Our work exploring antenatal staff attitudes demonstrated they are generally in favour of self-monitoring of blood pressure but had concerns about its impact on women and staff workload and the reliability and accuracy of readings (Hinton et al., 2020 ). No concerns have been raised to date over the safety of self-monitoring (Kalafat et al., 2020).
Self-monitoring of blood pressure was rapidly introduced into antenatal care during the Spring of 2020 due to a need to reduce face-to-face contact. This experience of real life implementation will be valuable in our understanding of how clinical teams and women adapt to using self-monitoring, allowing us to identify barriers and facilitators of successful implementation.
This is a mixed methods research project that will collect the following data:
- Routinely collected data from hospitals and self-monitored readings will be analysed to understand how the remote blood pressure monitoring was used during the pandemic by health care teams and by women.
- Interviews with women and staff about their experiences of self-monitoring.
- Surveys of women and health care professionals.
How we are involving patients and the public
Patient and public collaborators are integral to this research. The research team includes PPI representatives and we work with the charity Action on Pre-eclampsia to ensure our research is sensitive, suitable, and fits with the attitudes and needs of women.

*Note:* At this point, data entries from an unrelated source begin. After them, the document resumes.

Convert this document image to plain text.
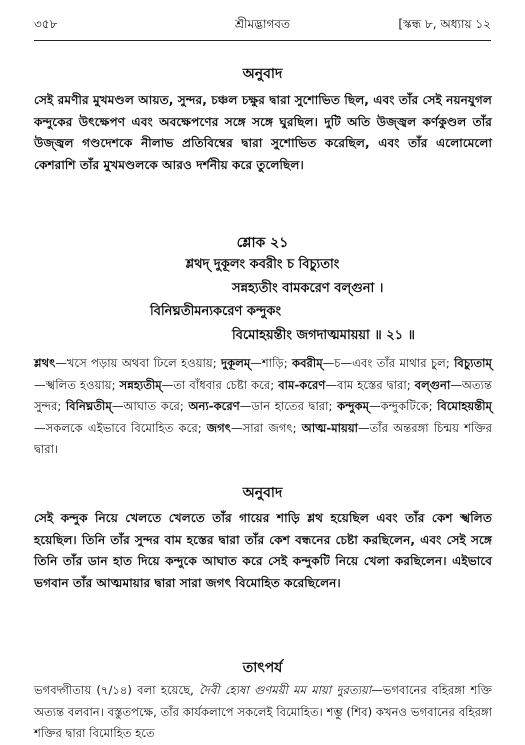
৩৫৮	শ্রীমদ্ভাগবত	[স্কন্ধ ৮, অধ্যায় ১২
অনুবাদ

সেই রমণীর মুখমণ্ডল আয়ত, সুন্দর, চঞ্চল চক্ষুর দ্বারা সুশোভিত ছিল, এবং তাঁর সেই নয়নযুগল কন্দুকের উৎক্ষেপণ এবং অবক্ষেপণের সঙ্গে সঙ্গে ঘুরছিল। দুটি অতি উজ্জ্বল কর্ণকুণ্ডল তাঁর উজ্জ্বল গণ্ডদেশকে নীলাভ প্রতিবিম্বের দ্বারা সুশোভিত করেছিল, এবং তাঁর এলোমেলো কেশরাশি তাঁর মুখমণ্ডলকে আরও দর্শনীয় করে তুলেছিল।

শ্লোক ২১
শ্লথদ্ দুকূলং কবরীং চ বিচ্যুতাং
সন্নহ্যতীং বামকরেণ বল্গুনা ।
বিনিঘ্নতীমন্যকরেণ কন্দুকং
বিমোহয়ন্তীং জগদাত্মমায়য়া ॥ ২১ ॥

শ্লথৎ—খসে পড়ায় অথবা ঢিলে হওয়ায়; দুকূলম্—শাড়ি; কবরীম্—চ—এবং তাঁর মাথার চুল; বিচ্যুতাম্—স্খলিত হওয়ায়; সন্নহ্যতীম্—তা বাঁধবার চেষ্টা করে; বাম-করেণ—বাম হস্তের দ্বারা; বল্গুনা—অত্যন্ত সুন্দর; বিনিঘ্নতীম্—আঘাত করে; অন্য-করেণ—ডান হাতের দ্বারা; কন্দুকম্—কন্দুকটিকে; বিমোহয়ন্তীম্—সকলকে এইভাবে বিমোহিত করে; জগৎ—সারা জগৎ; আত্ম-মায়য়া—তাঁর অন্তরঙ্গা চিন্ময় শক্তির দ্বারা।

অনুবাদ

সেই কন্দুক নিয়ে খেলতে খেলতে তাঁর গায়ের শাড়ি শ্লথ হয়েছিল এবং তাঁর কেশ স্খলিত হয়েছিল। তিনি তাঁর সুন্দর বাম হস্তের দ্বারা তাঁর কেশ বন্ধনের চেষ্টা করছিলেন, এবং সেই সঙ্গে তিনি তাঁর ডান হাত দিয়ে কন্দুকে আঘাত করে সেই কন্দুকটি নিয়ে খেলা করছিলেন। এইভাবে ভগবান তাঁর আত্মমায়ার দ্বারা সারা জগৎ বিমোহিত করেছিলেন।

তাৎপর্য

ভগবদ্গীতায় (৭/১৪) বলা হয়েছে, দৈবী হ্যেষা গুণময়ী মম মায়া দুরত্যয়া—ভগবানের বহিরঙ্গা শক্তি অত্যন্ত বলবান। বস্তুতপক্ষে, তাঁর কার্যকলাপে সকলেই বিমোহিত। শম্ভু (শিব) কখনও ভগবানের বহিরঙ্গা শক্তির দ্বারা বিমোহিত হতে
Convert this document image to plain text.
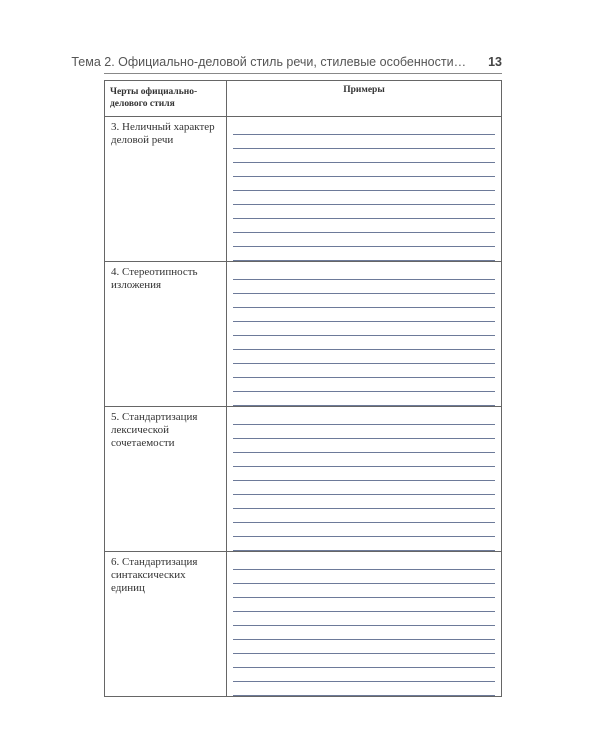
Тема 2. Официально-деловой стиль речи, стилевые особенности… 13
Черты официально-делового стиля	Примеры

3. Неличный характер деловой речи	

4. Стереотипность изложения	

5. Стандартизация лексической сочетаемости	

6. Стандартизация синтаксических единиц	
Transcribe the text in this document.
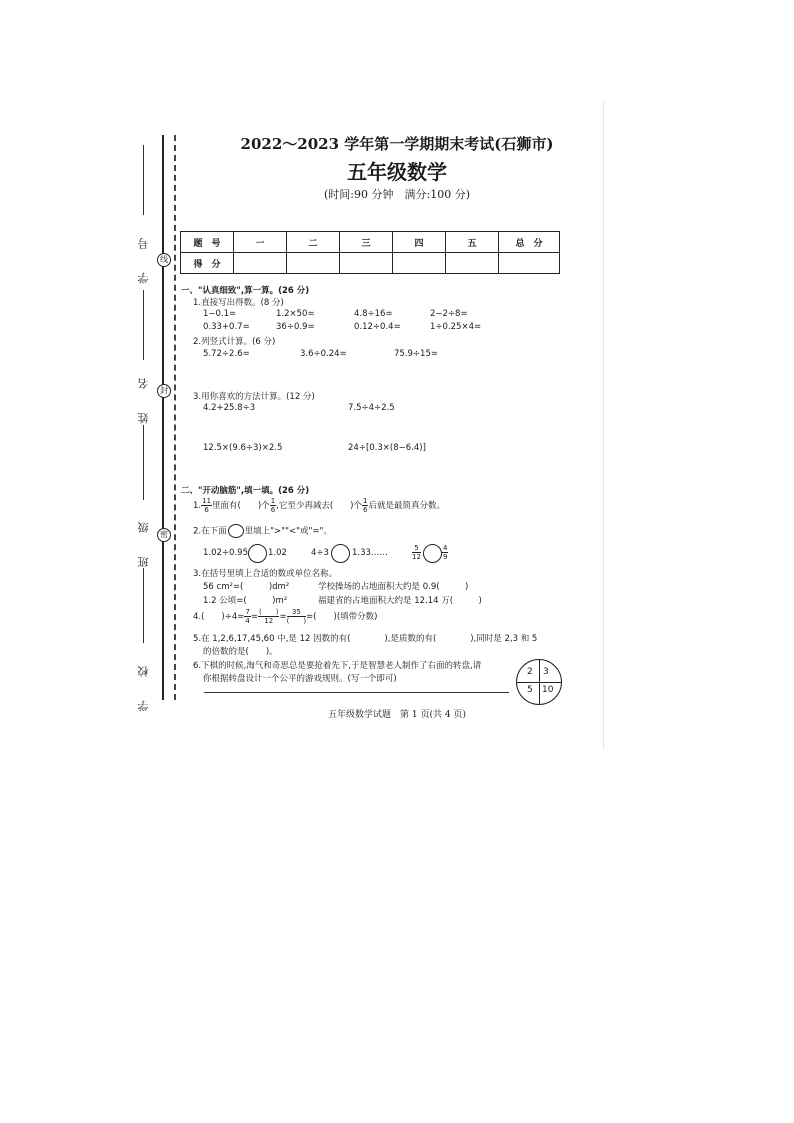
线
封
密
学 号
姓 名
班 级
学 校
2022～2023 学年第一学期期末考试(石狮市)
五年级数学
(时间:90 分钟　满分:100 分)
题　号	一	二	三	四	五	总　分
得　分						
一、"认真细致",算一算。(26 分)
1.直接写出得数。(8 分)
1−0.1=	1.2×50=	4.8÷16=	2−2÷8=
0.33+0.7=	36÷0.9=	0.12÷0.4=	1÷0.25×4=
2.列竖式计算。(6 分)
5.72÷2.6=	3.6÷0.24=	75.9÷15=
3.用你喜欢的方法计算。(12 分)
4.2+25.8÷3	7.5÷4÷2.5
12.5×(9.6÷3)×2.5	24÷[0.3×(8−6.4)]
二、"开动脑筋",填一填。(26 分)
1. $\frac{11}{6}$ 里面有(　　)个 $\frac{1}{6}$ ,它至少再减去(　　)个 $\frac{1}{6}$ 后就是最简真分数。
2.在下面 里填上">""<"或"="。
1.02÷0.95 1.02	4÷3	1.33……	$\frac{5}{12}$	$\frac{4}{9}$
3.在括号里填上合适的数或单位名称。
56 cm²=(　　　)dm²	学校操场的占地面积大约是 0.9(　　　)
1.2 公顷=(　　　)m²	福建省的占地面积大约是 12.14 万(　　　)
4.(　　)$\div 4= \frac{7}{4} = \frac{( )}{12} = \frac{35}{( )}$ =(　　)(填带分数)
5.在 1,2,6,17,45,60 中,是 12 因数的有(　　　　),是质数的有(　　　　),同时是 2,3 和 5
的倍数的是(　　)。
6.下棋的时候,淘气和奇思总是要抢着先下,于是智慧老人制作了右面的转盘,请
你根据转盘设计一个公平的游戏规则。(写一个即可)
2 3
5 10
五年级数学试题　第 1 页(共 4 页)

How we are planning to implement the research outputs
It is important that our findings are shared with healthcare professionals, the general public and the academic community. We will :
- Work with all collaborators to enable dissemination to health care professionals and within academia
- Work with the charity Action of Pre-Eclampsia to communicate findings to women and clinical teams
- Publish our findings in peer reviewed journals and conference presentations
Project end date
- Examine the real-life use of self-monitoring of blood pressure that took place during the Covid-19 pandemic
- Understand more about how women were able to take on self-monitoring
- We will identify the advantages and disadvantages for women and health professionals of implementing self-monitoring of blood pressure in pregnancy. This will enable more widespread and successful implementation of self-monitoring of blood pressure going forward.
- These findings provide a timely insight into the perspectives of pregnant women and health care professionals about the use of self-monitoring of blood pressure in antenatal care to reduce in face to face consultations, whilst maintaining patient safety.